It is a well-known story--a violent husband abuses his wife
and others, the wife stays with him out of fear or shame, and in
the end the husband kills the wife, or the children, or both. We
shake our heads and say "If only we could have protected her."
Such is the scenario of the Socorro Caro triple murders,
except that this time the genders are reversed. The Southern
California case is an extreme example of the price children,
fathers, and our society as a whole sometimes pay for our
refusal to acknowledge female domestic violence.
Socorro Caro, according to testimony by several witnesses,
including her husband Dr. Xavier Caro, had violently attacked
her husband or others on eight occasions prior to the night of
November 22, 1999, when she shot and killed three of her four
sons. In these previous incidents Ms. Caro had used weapons and
the element of surprise to her advantage, and had caused several
injuries, including serious eye damage to her husband.
Why didn't Dr. Caro leave her? Why didn't he tell anybody
what was being done to him?
"I was ashamed. I was embarrassed," he testified recently
during the penalty phase of Socorro Caro's trial. According to
other reports, he was also skeptical that authorities would
believe him.
Thanks to the noble efforts of women's activists, had Ms.
Caro been the victim of abuse at the hands of Dr. Caro, help
would have been available. Ms. Caro could have moved with her
children to a shelter. Using the legal services of the shelter,
she could have filed a restraining order against her violent
husband, and filed for divorce. She would have received custody
of her four children, their home, half or more of the family's
financial assets, and substantial child support. In addition,
she probably would have been able to eliminate her abusive
husband's visitation rights.
Had Dr. Caro, a male victim of domestic violence, felt that
the legal system would give his claims the same credence that an
abused woman's claims receive, his three children would probably
still be alive today.
Are female child abuse and domestic violence rare?
Unfortunately not. According to the US Department of Justice,
70% of confirmed cases of child abuse and 65% of parental
murders of children are committed by mothers.
Veteran domestic violence researchers Richard Gelles, Murray
Straus, and Susan Steinmetz, who were once hailed by the women's
movement for their pioneering work on violence against women,
have repeatedly found that women are as likely as men to
physically attack their spouses or partners.
California State Long Beach Psychology professor Martin
Fiebert has compiled and summarized 117 different studies with
over 72,000 respondents that found that most domestic violence
is mutual and, in the cases where there was only one abusive
partner, that partner was as likely to be female as male.
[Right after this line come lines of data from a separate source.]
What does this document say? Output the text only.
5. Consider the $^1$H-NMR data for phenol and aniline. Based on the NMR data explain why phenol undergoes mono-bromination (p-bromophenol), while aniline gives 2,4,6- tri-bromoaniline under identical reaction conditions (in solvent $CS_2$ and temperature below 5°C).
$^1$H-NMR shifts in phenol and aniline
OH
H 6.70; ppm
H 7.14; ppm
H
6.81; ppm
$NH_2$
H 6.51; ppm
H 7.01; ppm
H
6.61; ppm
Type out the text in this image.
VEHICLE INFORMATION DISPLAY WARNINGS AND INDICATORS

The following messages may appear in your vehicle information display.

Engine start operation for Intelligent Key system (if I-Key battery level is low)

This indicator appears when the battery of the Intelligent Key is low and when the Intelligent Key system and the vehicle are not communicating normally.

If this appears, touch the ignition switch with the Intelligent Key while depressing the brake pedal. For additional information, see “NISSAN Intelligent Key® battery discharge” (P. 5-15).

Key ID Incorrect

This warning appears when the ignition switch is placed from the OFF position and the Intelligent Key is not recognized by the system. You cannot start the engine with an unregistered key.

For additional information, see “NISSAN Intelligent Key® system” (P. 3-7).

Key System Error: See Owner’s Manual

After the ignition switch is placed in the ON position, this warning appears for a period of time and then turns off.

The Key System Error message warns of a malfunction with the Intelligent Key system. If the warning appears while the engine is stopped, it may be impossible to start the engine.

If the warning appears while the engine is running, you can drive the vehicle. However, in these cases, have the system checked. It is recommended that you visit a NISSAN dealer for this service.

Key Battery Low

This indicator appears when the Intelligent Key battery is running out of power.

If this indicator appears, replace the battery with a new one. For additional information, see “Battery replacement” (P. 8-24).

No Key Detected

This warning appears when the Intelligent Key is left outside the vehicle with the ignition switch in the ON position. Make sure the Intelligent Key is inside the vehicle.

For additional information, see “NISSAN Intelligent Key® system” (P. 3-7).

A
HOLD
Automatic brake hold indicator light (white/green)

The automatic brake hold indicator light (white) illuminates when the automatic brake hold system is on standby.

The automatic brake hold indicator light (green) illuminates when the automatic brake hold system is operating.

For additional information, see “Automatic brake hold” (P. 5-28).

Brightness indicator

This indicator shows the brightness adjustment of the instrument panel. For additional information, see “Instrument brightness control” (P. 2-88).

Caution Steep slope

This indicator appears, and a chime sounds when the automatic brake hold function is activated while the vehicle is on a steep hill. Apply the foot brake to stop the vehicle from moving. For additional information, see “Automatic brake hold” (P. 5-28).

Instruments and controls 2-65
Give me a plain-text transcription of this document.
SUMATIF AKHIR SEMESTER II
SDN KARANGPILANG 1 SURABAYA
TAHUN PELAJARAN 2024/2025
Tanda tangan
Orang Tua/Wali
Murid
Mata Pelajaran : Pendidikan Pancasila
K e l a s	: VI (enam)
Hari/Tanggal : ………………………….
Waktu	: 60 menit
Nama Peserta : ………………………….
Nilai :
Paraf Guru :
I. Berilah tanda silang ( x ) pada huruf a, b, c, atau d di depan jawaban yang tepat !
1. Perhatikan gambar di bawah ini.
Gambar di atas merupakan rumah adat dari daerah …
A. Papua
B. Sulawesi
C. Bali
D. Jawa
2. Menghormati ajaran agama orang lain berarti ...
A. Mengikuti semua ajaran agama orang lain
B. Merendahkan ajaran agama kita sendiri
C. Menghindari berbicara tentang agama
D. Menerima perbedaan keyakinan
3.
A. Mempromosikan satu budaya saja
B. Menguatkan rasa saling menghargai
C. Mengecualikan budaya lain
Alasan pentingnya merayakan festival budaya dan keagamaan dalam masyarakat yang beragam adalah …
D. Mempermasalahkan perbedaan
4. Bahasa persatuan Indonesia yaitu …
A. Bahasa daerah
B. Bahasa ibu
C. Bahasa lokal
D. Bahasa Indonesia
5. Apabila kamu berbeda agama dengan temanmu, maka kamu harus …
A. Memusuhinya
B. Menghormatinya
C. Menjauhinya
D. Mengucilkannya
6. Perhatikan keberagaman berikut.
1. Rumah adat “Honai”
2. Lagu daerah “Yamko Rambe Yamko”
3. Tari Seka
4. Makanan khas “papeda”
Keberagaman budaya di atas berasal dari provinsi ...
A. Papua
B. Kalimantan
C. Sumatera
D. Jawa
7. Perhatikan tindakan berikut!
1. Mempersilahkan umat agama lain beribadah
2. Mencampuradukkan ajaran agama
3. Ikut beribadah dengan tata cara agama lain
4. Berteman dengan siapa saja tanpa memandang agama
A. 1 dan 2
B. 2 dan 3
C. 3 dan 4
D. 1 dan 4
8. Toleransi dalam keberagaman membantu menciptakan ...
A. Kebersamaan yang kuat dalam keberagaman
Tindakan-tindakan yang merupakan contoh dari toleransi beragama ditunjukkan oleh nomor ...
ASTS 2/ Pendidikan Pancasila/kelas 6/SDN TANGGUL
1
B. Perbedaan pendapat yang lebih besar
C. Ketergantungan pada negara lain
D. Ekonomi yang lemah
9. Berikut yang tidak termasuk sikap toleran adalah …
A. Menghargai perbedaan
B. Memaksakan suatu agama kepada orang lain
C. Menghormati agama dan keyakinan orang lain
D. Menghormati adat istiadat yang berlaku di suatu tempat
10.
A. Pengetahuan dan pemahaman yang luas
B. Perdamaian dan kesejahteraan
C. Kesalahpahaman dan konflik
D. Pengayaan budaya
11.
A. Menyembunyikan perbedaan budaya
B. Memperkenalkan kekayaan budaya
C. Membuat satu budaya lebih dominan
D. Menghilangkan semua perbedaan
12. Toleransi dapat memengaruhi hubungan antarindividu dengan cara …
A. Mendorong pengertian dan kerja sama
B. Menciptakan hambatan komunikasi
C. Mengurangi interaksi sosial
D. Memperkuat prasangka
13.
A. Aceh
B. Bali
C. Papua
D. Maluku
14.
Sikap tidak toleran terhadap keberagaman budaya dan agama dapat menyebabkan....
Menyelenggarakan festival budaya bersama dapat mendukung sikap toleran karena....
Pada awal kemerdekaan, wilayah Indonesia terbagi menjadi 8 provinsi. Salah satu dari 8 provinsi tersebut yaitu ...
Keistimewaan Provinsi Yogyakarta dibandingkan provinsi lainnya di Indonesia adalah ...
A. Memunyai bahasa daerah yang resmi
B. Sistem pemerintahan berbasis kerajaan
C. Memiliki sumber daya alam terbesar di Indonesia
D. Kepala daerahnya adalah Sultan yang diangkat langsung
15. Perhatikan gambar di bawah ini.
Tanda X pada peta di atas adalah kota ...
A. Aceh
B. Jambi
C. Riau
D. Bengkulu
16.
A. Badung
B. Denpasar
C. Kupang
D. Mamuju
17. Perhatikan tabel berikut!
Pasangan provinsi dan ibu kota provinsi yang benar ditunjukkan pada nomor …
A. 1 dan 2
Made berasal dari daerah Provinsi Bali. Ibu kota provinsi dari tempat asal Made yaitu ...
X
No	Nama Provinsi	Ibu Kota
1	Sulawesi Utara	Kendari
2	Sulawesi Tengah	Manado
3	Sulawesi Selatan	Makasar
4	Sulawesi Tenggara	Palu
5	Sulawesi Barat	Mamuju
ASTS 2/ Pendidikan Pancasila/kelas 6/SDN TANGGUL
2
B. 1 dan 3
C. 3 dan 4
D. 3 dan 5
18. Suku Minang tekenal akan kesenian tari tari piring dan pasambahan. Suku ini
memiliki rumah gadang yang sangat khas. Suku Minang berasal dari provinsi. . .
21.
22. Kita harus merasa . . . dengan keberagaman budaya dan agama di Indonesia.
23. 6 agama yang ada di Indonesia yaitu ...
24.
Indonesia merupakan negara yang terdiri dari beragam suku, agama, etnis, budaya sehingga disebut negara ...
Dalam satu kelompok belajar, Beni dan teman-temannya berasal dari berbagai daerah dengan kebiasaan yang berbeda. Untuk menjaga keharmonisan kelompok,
Crime statistics do not bear out what researchers know
because women tend to be seriously injured more often than men,
and because men, for various reasons, are far less likely than
women to report the abuse against them.
As the Caro case shows, by allowing abusive women to go
unacknowledged and unpunished, female abusers are encouraged to
believe that they can get away with their abuse indefinitely,
which frequently results in escalating violence.
Why didn't Dr. Caro seek help? Besides shame and denial, many
men hesitate to report their wives' violence because they fear
that once the police are involved, the wife will accuse her
husband of being the perpetrator and it is she, not he, who will
be believed. This is, in fact, what Ms. Caro tried to do during
her murder trial, claiming that it was her husband, not her, who
committed the murders. Draconian mandatory arrest laws often
direct police to make an arrest, even when the abuse is mutual
(as research shows is generally the case), or when it is unclear
who the perpetrator is. While arrests of women account for a
third or more of domestic violence arrests in some states,
police generally are pressured to arrest the man, even when the
evidence is scant.
What could Dr. Caro have done? There are few domestic
violence shelters which accept men, though in this case he
probably would have had enough money to pay for other
accommodations. He would have had difficulty winning a custody
battle, particularly with the well-documented willingness of
women in danger of losing custody to make false accusations of
abuse or child molestation. Quite possibly these accusations or
other legal machinations could have led to Ms. Caro being
granted custody of the children, and even to Dr. Caro losing
visitation rights. Thus his children could have been in the care
of and under the control of an abuser without even the limited
protection he could provide by staying with her.
Xavier Caro was trapped--not just by his violent wife, but by
a society that refuses to acknowledge what voluminous research
and simple common sense shows--domestic violence is not a male
affliction but a human one.
Glenn Sacks' columns have appeared in the San Diego
Union-Tribune, the San Francisco Chronicle, the Los Angeles
Times, the Salt Lake City Tribune, the Los Angeles Daily News,
and the Philadelphia Inquirer. He invites readers to visit his
website at www.GlennJSacks.com.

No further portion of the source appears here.